At the Cuyamungue Institute, we are committed to exploring practices that deepen awareness and connect us with the wisdom of ancient traditions. Out of this commitment, a new pathway has emerged: CUYA Meditation.

CUYA Meditation is inspired by the same sources that guided Dr. Felicitas Goodman’s pioneering research—prehistoric art and artifacts depicting body positions used as ritual instructions. These images, etched into stone or shaped from clay, offer us a glimpse into how our ancestors engaged body, spirit, and mystery.

Whereas the Institute’s established posture practice combines body position with rhythmic sound induction to enter trance states and visionary experience, Cuya Meditation stands independently. It is a form of mindfulness meditation rooted in these ancient body positions but practiced without sound induction. Here, the postures themselves become the meditation—an embodied stillness that invites presence, clarity, and a gentle sense of the sacred.

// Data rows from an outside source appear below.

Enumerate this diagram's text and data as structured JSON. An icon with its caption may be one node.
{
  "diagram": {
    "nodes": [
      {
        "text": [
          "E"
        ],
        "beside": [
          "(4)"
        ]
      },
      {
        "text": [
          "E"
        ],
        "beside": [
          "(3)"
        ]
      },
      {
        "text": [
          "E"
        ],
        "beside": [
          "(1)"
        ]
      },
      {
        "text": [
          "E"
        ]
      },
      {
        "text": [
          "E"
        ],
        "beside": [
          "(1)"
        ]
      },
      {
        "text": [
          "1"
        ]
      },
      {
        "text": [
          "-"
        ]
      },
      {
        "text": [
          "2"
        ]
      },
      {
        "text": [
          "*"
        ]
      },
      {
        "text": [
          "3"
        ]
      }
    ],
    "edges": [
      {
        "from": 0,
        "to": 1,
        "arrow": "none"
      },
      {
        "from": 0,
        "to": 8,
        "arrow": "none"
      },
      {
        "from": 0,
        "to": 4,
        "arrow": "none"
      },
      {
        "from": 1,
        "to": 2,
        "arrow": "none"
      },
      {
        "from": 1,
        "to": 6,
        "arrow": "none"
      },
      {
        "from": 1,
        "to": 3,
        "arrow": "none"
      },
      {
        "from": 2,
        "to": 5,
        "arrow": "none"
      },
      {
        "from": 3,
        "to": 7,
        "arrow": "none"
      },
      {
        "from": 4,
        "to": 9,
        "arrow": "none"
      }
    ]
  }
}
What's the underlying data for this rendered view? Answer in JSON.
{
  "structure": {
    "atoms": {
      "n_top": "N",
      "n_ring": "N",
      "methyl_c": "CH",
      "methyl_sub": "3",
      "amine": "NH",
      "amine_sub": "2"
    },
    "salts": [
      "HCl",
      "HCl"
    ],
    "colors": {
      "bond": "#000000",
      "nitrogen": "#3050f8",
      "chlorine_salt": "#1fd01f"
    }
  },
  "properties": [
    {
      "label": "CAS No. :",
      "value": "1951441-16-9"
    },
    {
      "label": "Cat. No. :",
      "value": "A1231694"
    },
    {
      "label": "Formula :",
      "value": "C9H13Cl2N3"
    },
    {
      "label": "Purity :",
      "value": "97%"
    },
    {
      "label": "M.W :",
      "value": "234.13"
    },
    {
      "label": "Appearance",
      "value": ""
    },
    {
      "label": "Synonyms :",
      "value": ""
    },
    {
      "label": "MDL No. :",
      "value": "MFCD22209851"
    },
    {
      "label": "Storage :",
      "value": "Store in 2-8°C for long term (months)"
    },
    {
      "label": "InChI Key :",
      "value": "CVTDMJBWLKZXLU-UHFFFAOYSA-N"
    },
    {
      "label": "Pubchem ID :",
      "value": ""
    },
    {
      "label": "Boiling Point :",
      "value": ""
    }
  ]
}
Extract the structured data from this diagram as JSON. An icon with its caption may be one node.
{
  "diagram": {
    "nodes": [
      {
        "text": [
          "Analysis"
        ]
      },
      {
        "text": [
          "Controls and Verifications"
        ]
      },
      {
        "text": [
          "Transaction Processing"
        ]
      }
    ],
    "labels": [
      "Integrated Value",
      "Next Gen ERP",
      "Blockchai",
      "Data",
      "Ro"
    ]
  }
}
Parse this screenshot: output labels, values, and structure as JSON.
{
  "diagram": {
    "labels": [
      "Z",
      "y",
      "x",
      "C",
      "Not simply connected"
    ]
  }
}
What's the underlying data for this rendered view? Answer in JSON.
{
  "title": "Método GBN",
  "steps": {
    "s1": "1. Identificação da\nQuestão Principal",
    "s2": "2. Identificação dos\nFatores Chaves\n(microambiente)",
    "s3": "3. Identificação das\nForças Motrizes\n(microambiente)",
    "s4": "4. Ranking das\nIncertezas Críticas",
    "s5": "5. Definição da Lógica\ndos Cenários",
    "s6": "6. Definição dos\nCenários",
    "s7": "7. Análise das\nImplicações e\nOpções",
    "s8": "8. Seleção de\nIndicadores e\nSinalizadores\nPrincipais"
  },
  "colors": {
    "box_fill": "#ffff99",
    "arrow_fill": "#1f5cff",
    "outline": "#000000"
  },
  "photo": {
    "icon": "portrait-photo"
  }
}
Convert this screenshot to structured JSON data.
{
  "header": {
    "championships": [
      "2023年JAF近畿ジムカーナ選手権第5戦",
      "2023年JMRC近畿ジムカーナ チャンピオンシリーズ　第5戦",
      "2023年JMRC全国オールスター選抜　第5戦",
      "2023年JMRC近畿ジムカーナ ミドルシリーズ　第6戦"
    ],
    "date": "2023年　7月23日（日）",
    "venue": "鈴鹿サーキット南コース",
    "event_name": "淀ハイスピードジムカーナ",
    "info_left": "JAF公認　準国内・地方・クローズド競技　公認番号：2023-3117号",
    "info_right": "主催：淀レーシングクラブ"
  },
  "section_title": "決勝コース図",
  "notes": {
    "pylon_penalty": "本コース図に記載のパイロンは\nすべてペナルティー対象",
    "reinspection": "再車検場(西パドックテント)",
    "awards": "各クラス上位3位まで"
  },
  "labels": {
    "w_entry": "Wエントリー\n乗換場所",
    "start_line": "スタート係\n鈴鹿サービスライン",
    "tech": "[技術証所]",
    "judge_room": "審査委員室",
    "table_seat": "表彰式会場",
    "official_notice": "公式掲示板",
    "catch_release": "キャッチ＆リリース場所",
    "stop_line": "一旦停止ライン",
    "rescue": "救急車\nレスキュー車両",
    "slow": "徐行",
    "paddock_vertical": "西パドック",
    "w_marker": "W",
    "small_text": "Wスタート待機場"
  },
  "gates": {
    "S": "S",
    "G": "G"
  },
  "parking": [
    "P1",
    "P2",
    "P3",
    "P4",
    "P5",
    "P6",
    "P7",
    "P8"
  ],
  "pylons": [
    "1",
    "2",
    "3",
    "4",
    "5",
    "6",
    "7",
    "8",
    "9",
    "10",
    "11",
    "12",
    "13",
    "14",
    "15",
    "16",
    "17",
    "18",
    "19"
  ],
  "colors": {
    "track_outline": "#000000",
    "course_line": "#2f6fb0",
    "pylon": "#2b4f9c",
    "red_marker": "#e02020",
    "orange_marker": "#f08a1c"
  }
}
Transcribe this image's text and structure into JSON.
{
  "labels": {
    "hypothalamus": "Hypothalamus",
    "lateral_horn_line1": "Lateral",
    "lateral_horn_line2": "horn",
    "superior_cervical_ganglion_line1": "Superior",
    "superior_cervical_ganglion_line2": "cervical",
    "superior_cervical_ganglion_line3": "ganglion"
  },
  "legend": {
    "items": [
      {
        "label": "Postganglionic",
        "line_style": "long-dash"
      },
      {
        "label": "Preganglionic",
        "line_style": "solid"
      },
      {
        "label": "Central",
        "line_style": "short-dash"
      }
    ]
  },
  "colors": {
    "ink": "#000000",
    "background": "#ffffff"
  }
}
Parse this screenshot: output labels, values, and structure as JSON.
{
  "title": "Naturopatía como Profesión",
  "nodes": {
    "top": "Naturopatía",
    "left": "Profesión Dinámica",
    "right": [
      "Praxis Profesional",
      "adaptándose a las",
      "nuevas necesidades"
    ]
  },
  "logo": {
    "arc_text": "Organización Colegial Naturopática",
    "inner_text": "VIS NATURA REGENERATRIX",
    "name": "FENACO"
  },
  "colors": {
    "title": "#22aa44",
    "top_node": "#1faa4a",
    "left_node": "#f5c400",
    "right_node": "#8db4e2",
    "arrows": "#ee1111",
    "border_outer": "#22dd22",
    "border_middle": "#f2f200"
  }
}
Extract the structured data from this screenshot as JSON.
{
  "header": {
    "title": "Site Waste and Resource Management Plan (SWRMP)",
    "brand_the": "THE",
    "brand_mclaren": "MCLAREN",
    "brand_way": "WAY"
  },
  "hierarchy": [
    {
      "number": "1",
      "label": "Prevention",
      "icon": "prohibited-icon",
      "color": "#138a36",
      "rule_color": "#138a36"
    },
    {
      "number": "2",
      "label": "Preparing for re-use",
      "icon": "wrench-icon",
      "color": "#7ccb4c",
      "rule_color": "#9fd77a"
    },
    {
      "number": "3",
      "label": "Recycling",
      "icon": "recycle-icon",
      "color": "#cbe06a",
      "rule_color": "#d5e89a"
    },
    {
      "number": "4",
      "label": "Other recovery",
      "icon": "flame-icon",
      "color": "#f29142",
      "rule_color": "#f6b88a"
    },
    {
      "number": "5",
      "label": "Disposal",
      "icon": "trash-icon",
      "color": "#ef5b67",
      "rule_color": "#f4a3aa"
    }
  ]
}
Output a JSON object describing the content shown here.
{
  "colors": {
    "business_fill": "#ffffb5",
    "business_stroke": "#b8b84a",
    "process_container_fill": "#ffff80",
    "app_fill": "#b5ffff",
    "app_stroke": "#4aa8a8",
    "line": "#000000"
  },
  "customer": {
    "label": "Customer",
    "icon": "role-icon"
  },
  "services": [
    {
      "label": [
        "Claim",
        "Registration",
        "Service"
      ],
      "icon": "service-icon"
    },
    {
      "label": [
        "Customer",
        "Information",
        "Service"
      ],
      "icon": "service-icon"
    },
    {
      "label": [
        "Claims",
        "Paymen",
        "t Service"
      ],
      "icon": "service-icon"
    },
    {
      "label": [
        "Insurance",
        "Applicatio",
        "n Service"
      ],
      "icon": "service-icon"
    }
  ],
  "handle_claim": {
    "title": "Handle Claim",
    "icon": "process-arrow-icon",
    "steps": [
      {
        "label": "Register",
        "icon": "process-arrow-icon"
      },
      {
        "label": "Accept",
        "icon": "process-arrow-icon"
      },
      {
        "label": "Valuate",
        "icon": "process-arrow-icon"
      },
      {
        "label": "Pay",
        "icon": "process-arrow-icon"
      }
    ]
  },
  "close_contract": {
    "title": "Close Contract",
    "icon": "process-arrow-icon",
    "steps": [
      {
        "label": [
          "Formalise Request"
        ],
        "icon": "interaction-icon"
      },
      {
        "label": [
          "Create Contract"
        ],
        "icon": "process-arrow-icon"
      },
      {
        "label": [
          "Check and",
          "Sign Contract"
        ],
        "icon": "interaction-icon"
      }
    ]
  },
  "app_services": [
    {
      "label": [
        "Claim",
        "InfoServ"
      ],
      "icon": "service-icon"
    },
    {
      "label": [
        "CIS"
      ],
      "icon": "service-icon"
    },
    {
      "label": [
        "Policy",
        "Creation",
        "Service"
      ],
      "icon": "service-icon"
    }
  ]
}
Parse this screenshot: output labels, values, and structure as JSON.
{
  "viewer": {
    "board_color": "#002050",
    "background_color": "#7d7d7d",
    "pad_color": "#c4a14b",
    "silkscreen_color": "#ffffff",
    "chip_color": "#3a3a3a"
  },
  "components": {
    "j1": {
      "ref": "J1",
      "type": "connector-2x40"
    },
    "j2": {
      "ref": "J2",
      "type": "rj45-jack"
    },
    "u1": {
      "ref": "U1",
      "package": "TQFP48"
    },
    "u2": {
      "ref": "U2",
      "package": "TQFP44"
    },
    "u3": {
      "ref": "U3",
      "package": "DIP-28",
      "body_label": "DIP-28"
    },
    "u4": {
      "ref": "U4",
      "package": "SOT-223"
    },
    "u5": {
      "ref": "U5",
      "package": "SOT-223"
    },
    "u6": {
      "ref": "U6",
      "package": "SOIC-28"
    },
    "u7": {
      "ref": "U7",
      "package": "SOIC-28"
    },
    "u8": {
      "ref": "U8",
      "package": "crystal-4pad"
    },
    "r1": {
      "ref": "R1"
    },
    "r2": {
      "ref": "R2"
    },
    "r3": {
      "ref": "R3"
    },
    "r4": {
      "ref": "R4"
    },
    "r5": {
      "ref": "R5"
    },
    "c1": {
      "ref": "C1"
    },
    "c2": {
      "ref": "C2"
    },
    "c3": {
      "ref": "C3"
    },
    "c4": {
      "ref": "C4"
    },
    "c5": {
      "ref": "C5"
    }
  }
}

This practice is not about journeying outward but about resting inward. In Cuya Meditation, the body is both anchor and guide. Simply by holding a posture with awareness, one can step out of distraction and into a quiet, spacious state of being.

As a new and distinct offering, Cuya Meditation honors the lineage of our Institute’s work while extending it into fresh territory. It provides a way for practitioners to engage with ancient ritual forms in a contemplative, mindful manner that resonates with modern seekers of presence and inner calm.

What makes Cuya Meditation unique is that the body postures come from ancient ritual sources, giving it a cultural and archetypal depth not found in many contemporary mindfulness approaches.